タダノ、電動ラフテレーンクレーン「CREVO700 G5」+「バッテリ式e-PACK」が初稼働

・CO₂排出ゼロ・低騒音を実現

タダノは5月12日、2026年1月に日本市場向けへ発売したラフテレーンクレーン「CREVO700 G5」と「バッテリ式e-PACK」が、大成建設施工による長崎県諫早市・本明川ダム工事において初稼働したと発表した。

■エンジン不使用でクレーン作業を実現

同システムの最大の特徴は、外部電源で駆動する油圧ポンプのみによるクレーン作業を可能にする独自技術にある。エンジンを一切稼働させずに作業が行えるため、CO₂排出量を従来の年間21,400kgからゼロに削減。騒音レベルも107.0dBから96.1dBへと大幅に低減する。排気音や振動がなくなることでオペレータのストレス軽減にも寄与するほか、住宅地や病院周辺など騒音規制が厳しい現場への対応力も高まる。

■着脱・移動・バッテリ交換に対応した高い実用性
「バッテリ式e-PACK」は、現場内で車両後方の架装台への自力着脱が可能で、装着したままの移動にも対応する。
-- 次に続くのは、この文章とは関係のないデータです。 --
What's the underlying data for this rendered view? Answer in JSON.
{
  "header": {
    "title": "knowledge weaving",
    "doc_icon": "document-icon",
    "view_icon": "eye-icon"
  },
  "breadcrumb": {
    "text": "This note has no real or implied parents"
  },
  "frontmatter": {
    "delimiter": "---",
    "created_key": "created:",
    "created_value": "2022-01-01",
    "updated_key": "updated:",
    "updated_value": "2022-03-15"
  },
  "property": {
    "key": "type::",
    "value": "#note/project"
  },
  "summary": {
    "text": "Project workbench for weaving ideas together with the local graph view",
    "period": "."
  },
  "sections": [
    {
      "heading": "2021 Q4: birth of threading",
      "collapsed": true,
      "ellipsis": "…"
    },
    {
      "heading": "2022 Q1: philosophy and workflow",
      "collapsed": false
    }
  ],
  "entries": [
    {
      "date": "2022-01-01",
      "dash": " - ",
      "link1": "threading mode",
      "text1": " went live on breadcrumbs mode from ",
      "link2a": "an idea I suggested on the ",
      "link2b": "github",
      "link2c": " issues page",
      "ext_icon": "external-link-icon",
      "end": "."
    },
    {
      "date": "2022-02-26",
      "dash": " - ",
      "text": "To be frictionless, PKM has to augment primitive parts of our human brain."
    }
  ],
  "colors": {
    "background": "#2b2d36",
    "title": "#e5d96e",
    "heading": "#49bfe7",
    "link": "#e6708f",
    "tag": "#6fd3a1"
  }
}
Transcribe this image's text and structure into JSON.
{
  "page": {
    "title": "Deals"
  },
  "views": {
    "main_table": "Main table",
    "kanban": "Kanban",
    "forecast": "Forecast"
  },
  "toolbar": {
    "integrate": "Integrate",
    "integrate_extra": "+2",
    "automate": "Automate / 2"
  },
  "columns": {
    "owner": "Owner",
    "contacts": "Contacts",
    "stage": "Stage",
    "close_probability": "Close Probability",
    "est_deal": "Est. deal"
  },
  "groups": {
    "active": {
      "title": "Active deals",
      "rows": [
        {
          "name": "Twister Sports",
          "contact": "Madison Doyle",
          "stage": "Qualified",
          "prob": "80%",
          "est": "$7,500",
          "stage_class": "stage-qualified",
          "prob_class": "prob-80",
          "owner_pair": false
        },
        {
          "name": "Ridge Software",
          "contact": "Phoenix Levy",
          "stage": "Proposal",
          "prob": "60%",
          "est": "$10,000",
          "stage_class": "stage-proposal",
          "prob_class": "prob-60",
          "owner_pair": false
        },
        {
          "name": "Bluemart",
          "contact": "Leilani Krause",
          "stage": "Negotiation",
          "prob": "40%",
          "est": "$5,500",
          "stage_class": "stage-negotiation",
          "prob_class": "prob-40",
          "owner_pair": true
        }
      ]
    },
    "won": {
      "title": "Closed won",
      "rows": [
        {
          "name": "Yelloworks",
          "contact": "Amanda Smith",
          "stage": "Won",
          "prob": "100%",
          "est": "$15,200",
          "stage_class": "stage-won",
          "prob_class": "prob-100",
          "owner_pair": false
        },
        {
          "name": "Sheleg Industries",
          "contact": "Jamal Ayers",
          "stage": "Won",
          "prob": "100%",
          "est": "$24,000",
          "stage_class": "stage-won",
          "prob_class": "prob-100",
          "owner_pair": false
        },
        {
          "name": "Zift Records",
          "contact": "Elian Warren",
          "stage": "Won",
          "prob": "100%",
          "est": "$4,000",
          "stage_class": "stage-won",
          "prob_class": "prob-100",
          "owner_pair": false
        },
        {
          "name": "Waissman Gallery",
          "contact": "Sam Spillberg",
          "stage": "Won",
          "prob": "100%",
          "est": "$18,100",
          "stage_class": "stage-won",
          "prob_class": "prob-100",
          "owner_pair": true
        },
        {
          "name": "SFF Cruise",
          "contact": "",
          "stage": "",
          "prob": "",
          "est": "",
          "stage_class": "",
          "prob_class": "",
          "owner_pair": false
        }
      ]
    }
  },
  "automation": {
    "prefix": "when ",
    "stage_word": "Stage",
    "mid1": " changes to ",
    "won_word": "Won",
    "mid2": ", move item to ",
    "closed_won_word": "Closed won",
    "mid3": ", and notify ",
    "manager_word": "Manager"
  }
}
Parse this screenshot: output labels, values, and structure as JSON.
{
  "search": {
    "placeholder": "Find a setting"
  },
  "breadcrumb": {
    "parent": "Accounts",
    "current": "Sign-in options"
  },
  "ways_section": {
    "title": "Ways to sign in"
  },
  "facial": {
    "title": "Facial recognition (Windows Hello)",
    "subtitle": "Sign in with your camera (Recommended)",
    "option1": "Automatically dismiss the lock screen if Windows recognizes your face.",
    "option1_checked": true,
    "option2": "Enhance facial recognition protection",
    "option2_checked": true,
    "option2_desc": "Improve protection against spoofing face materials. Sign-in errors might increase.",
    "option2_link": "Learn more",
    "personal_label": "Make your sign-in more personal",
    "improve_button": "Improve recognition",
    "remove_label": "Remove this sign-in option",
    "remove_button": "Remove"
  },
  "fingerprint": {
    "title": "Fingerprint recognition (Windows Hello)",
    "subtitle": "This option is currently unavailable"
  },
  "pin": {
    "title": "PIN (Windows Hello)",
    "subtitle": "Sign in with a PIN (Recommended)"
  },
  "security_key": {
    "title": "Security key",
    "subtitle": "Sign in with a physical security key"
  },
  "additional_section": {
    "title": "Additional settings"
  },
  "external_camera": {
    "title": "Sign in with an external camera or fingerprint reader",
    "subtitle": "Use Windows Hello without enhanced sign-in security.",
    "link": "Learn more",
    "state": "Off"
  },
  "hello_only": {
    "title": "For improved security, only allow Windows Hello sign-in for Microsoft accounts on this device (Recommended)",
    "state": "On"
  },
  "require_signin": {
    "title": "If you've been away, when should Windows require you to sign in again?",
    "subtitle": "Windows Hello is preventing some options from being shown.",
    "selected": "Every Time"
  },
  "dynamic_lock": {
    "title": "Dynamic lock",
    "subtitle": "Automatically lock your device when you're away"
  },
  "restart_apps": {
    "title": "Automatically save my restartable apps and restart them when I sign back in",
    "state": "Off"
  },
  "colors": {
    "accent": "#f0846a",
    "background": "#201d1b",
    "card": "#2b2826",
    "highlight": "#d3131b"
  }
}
バッテリ容量は平均的なクレーン作業一日分(最大約8時間)を確保しており、電欠時にはバッテリを交換することで作業を継続できる。プラグイン充電にも対応しており、現場の電源環境に応じた柔軟な運用が可能だ。
初稼働となった本明川ダム工事では、法面工事のための資材揚重作業を排出ガス「ゼロ」で実施した。

■性能面も大幅強化
「CREVO700 G5」本体の機能面においても、従来機からの改善が図られている。ブームおよびジブの最大作業半径の拡大、2つのブーム伸縮モードの採用による最大約52%の性能向上、Smart Chart採用による前方性能拡大(作業半径6m拡大)といった作業性能の向上に加え、大型マルチファンクションディスプレイの改善による操作性向上、リフトビジュアライザーのオプション設定による安全の見える化、左側方広角カメラによる安全走行支援なども盛り込まれた。エンジンは最も厳しい水準の排ガス規制であるEU Stage V適合の新世代型を搭載する。

■製品概要
製品名:CREVO700 G5[GR-700N]、バッテリ式e-PACK
販売価格:GR-700N e-PACK仕様 104,000千円(税別)/バッテリ式e-PACK 51,500千円(税別)
発売日:2026年1月21日
販売目標台数:年間120台(CREVO700 G5総台数としての見込み)

タダノは2050年カーボンネットゼロの実現を目指す中期経営計画(24-26)において、環境対応製品ラインナップの拡充を「Tadano Green Solutions」として推進している。2023年には世界初となるフル電動ラフテレーンクレーンを発売しており、今回の初稼働はその取り組みの具体的な成果として位置づけられる。